13 Volvidos alguns dias, Álcio apossou-se da herdade, requisitando Servulino e a esposa, cujos serviços lhe pertenciam por direito de compra, e Taciano, obrigado a contratar a cooperação de uma doméstica, assumiu, por sua vez, a tarefa de educador dos filhinhos, porquanto não mais dispunha de recursos materiais capazes de satisfazer a todos os seus desejos.

O inverno chegara, ríspido.

As árvores enregeladas, com a galharia desnuda dirigida para o alto, pareciam espectros a suplicarem o calor da vida.

Meditabundo, observava Taciano a natureza castigada, recordando o próprio destino.

O frio da adversidade assediava-lhe o coração.

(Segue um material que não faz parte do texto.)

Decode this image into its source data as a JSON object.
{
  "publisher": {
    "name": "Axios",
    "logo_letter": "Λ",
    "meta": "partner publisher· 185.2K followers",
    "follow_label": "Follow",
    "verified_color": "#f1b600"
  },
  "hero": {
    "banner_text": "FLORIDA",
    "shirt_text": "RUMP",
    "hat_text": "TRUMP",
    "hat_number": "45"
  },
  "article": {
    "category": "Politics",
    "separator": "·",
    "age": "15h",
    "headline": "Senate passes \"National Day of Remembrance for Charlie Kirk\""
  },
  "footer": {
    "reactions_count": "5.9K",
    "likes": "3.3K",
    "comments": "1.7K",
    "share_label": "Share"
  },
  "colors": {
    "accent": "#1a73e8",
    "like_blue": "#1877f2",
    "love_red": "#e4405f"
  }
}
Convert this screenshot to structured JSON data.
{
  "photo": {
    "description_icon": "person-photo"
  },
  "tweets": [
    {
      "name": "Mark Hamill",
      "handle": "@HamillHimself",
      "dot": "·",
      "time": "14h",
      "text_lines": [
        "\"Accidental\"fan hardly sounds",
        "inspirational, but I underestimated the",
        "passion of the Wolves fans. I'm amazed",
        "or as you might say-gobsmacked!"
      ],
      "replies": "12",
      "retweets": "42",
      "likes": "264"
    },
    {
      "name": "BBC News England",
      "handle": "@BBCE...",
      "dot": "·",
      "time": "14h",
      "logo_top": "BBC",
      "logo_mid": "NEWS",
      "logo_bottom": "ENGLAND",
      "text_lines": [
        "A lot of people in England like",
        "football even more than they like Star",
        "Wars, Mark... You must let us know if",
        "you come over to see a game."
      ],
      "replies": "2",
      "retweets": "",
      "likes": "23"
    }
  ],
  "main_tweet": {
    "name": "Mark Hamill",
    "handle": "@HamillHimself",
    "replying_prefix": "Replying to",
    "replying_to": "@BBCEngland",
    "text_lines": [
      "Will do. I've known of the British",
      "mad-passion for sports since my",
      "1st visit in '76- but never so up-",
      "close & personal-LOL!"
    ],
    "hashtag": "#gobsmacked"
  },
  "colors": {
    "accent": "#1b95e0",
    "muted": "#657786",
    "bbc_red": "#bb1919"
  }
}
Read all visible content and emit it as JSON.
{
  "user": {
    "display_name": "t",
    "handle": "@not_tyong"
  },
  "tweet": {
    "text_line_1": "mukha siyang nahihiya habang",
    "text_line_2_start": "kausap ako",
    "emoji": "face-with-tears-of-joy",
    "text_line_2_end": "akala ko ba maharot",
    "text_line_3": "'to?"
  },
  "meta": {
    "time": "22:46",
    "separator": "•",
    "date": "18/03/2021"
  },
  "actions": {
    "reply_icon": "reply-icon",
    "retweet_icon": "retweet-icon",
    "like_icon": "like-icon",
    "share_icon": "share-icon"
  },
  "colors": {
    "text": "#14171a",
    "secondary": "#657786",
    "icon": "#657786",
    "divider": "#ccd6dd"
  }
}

Não fossem Blandina e Celso, frágeis rebentos da vida a lhe reclamarem carinho, e talvez se rendesse ao sofrimento moral, até que a morte o visitasse por mensageira de paz e libertação. Todavia, a ternura e a confiança com que lhe seguiam os passos, refundiam-lhe as forças. Disputaria com os monstros invisíveis da sorte a fortaleza de si mesmo, a fim de doar às duas crianças uma vida melhor que a dele. Renunciaria a todos os prazeres, para que elas vivessem sempre livres e felizes.


14 Quando a primavera tornou à paisagem do Ródano, ( † ) encarou a necessidade de ausentar-se de casa, na conquista de maior conforto doméstico. E pela vez primeira, qual havia acontecido ao próprio pai, em outro tempo, percebeu quão dura se fazia a existência para o homem que se propusesse conseguir com dignidade o próprio pão.

A classe média não passava de perigoso e escuro corredor, entre a planície miserável dos escravos e a dourada montanha dos senhores.

Sacudido por aflitivas emoções, considerou os obstáculos que se antepunham entre ele e a vida de sua época.

Entretanto, não lhe cabia recuar.

Consultou diversos amigos, contudo, era difícil instalar-se em qualquer posição vantajosa, sem a proteção dos altos dignitários da Corte e semelhante amparo se fazia agora inacessível para ele.

A saúde da filha reclamava serviços assistenciais imediatos e isso demandava recursos crescentes.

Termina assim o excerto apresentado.